Je me suis rendu à La Réunion après le passage de Belal. Nous avons tiré des leçons de l’expérience de l’ouragan Irma à Saint-Martin, mais j’ai surtout été frappé de voir que les habitants qui avaient respecté les plans locaux d’urbanisme (PLU), les plans de sauvegarde et les permis de construire, qui imposaient une surélévation des habitations, avaient pu éviter les effets de l’inondation provoquée par le débordement du canal voisin alors que ceux qui, dans le même pâté de maison, ne l’avaient pas fait ont vu leur maison inondée avec des enfants qui avaient failli se faire surprendre par la brusque montée des eaux. Ces plans permettent donc de sauver des biens et, surtout, des vies.

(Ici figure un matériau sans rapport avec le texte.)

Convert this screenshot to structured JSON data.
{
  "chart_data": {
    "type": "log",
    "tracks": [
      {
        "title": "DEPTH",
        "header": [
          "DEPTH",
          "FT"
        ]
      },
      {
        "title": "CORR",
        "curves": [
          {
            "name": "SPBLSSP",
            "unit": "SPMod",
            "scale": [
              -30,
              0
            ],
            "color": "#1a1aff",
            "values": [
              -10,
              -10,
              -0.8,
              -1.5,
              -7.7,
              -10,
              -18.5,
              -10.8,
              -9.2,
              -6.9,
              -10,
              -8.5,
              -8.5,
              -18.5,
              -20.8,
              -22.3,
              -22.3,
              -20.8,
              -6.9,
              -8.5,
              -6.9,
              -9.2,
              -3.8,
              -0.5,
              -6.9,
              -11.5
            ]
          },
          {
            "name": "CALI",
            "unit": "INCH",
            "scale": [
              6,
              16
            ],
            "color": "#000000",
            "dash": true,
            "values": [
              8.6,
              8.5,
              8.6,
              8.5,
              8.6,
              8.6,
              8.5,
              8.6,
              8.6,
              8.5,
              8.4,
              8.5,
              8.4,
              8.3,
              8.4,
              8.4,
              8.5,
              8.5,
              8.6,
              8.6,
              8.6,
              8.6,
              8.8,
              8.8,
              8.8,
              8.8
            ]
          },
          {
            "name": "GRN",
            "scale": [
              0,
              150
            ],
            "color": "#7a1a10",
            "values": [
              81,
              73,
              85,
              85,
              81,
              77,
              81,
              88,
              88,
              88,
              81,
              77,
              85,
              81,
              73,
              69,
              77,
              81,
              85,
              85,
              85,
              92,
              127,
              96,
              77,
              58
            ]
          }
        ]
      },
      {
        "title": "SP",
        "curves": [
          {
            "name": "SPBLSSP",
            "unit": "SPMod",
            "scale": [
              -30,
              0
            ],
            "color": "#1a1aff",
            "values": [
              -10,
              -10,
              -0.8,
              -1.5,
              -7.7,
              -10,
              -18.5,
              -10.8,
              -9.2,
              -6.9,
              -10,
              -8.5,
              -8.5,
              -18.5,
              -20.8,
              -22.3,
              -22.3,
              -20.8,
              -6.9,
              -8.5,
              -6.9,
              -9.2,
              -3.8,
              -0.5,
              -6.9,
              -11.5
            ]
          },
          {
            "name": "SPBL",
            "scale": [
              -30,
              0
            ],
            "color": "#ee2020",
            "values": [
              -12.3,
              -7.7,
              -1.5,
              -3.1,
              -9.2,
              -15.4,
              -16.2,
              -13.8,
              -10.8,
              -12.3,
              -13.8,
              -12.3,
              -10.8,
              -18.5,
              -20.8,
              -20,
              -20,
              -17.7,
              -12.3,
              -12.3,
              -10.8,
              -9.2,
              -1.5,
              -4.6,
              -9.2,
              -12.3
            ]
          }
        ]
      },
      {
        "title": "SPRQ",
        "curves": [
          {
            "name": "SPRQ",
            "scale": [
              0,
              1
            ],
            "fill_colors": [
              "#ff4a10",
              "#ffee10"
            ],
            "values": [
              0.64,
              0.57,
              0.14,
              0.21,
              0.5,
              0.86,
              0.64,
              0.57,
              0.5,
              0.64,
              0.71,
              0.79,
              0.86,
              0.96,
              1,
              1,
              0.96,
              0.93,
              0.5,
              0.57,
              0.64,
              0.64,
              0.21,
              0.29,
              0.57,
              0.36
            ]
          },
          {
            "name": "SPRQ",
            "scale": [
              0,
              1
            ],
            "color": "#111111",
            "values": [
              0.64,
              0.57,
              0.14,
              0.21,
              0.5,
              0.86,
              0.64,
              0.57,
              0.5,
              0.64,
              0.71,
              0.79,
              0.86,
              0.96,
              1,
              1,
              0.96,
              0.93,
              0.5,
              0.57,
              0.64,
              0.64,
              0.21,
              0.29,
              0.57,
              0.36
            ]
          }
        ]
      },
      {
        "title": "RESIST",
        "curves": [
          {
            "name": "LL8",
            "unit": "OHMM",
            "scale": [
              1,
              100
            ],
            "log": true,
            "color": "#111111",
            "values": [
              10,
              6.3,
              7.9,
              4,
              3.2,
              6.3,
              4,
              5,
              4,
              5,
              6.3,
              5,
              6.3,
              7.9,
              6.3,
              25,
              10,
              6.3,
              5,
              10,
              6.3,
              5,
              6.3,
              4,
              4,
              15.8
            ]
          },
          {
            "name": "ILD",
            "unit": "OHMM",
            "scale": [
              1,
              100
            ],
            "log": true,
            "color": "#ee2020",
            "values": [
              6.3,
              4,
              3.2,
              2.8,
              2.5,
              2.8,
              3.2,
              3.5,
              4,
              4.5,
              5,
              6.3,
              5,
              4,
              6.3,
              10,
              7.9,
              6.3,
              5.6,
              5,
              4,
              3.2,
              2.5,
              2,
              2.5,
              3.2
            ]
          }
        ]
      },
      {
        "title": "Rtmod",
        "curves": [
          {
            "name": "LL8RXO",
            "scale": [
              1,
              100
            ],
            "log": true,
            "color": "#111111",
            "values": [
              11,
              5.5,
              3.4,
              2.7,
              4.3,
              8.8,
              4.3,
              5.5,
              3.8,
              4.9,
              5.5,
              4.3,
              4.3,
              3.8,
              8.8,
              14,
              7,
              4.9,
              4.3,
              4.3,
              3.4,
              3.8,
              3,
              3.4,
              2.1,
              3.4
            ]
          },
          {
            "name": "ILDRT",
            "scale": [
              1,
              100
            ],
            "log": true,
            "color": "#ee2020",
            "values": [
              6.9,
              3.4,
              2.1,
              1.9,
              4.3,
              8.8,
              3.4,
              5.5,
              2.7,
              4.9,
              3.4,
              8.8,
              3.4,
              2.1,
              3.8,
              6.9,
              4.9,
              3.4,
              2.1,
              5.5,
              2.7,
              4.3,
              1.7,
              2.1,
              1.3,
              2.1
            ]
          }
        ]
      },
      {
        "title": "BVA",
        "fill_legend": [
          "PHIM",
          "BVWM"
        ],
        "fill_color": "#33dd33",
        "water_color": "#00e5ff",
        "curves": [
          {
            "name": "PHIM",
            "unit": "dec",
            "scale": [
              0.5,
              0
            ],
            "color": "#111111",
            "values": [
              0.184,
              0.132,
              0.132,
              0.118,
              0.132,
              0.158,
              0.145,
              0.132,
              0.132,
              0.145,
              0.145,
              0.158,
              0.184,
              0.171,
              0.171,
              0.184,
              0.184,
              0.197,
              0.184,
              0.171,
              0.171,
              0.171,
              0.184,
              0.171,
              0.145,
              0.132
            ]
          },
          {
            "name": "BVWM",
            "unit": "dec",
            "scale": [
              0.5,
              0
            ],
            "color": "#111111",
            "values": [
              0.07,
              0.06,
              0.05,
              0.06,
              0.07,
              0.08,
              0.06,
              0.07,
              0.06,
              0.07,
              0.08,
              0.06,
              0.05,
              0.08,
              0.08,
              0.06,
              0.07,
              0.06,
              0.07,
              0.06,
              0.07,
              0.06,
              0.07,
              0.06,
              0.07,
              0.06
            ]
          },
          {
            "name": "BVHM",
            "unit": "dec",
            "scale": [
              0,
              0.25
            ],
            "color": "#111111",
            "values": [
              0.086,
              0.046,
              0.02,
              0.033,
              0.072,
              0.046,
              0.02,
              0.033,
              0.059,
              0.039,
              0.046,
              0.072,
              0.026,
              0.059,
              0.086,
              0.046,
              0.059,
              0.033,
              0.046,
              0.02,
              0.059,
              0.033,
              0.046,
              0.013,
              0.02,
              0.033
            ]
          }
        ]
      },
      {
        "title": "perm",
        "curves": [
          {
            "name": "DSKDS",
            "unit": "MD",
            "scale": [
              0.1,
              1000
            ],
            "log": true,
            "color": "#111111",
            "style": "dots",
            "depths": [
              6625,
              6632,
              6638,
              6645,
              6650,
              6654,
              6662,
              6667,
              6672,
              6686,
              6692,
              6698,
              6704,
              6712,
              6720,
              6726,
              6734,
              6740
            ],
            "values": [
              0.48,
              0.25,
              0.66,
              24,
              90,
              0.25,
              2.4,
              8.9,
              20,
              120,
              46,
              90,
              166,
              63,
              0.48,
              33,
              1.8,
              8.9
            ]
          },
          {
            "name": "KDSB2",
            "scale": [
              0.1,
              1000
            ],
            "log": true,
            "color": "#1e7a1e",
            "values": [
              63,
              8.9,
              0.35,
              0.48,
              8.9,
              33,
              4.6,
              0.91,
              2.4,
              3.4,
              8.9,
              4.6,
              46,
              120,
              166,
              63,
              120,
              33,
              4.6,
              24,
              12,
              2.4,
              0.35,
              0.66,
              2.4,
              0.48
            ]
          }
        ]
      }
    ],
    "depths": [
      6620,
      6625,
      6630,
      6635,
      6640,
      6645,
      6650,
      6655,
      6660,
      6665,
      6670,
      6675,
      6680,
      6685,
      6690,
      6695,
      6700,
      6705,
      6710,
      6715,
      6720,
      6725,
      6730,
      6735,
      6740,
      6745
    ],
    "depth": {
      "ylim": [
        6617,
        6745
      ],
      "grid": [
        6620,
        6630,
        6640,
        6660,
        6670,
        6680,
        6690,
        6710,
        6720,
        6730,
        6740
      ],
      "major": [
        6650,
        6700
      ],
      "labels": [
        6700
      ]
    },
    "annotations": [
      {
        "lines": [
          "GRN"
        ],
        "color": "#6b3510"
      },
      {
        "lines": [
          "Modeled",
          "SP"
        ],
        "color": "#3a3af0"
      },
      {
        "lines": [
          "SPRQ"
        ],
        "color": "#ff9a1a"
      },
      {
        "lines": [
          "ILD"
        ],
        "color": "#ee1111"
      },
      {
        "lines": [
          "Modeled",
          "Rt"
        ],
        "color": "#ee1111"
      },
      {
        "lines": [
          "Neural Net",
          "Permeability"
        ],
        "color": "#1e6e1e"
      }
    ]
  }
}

Pour ce qui concerne l'État, les plans Orsec, élaborés sous l’autorité des préfets, doivent être mis à jour tous les cinq ans. Il a été demandé à la direction générale de la sécurité civile et de la gestion des crises et aux inspections de contribuer à la mise à jour de l’état des lieux des risques majeurs. Avec le réchauffement climatique, les choses changent en effet très vite.
Les plans de sauvegarde, les plans Orsec et tout le travail réalisé par les responsables en cas de crise ne sont connus que des seuls sachant. La question de notre capacité à informer les populations est donc très importante, tout comme l’est celle de la prévention.
À cet égard, Météo-France est en mesure, depuis l’achat de supercalculateurs de plusieurs dizaines de millions d’euros au début du quinquennat – je m’en souviens très bien, j’étais alors ministre des comptes publics –, de beaucoup mieux anticiper les phénomènes météorologiques. Je suis bien placé pour vous dire toute l’importance de la précision des prévisions afin d’éviter le risque de se laisser surprendre par le déchaînement des éléments, qui peut empêcher un avion de décoller ou un navire de se rendre sur place. Nous travaillons en coopération avec Météo‑France et leur travail très précis nous est précieux.
Il nous reste sans doute à continuer à améliorer la précision des calculs sur les risques volcaniques et à travailler sur les réseaux de communication.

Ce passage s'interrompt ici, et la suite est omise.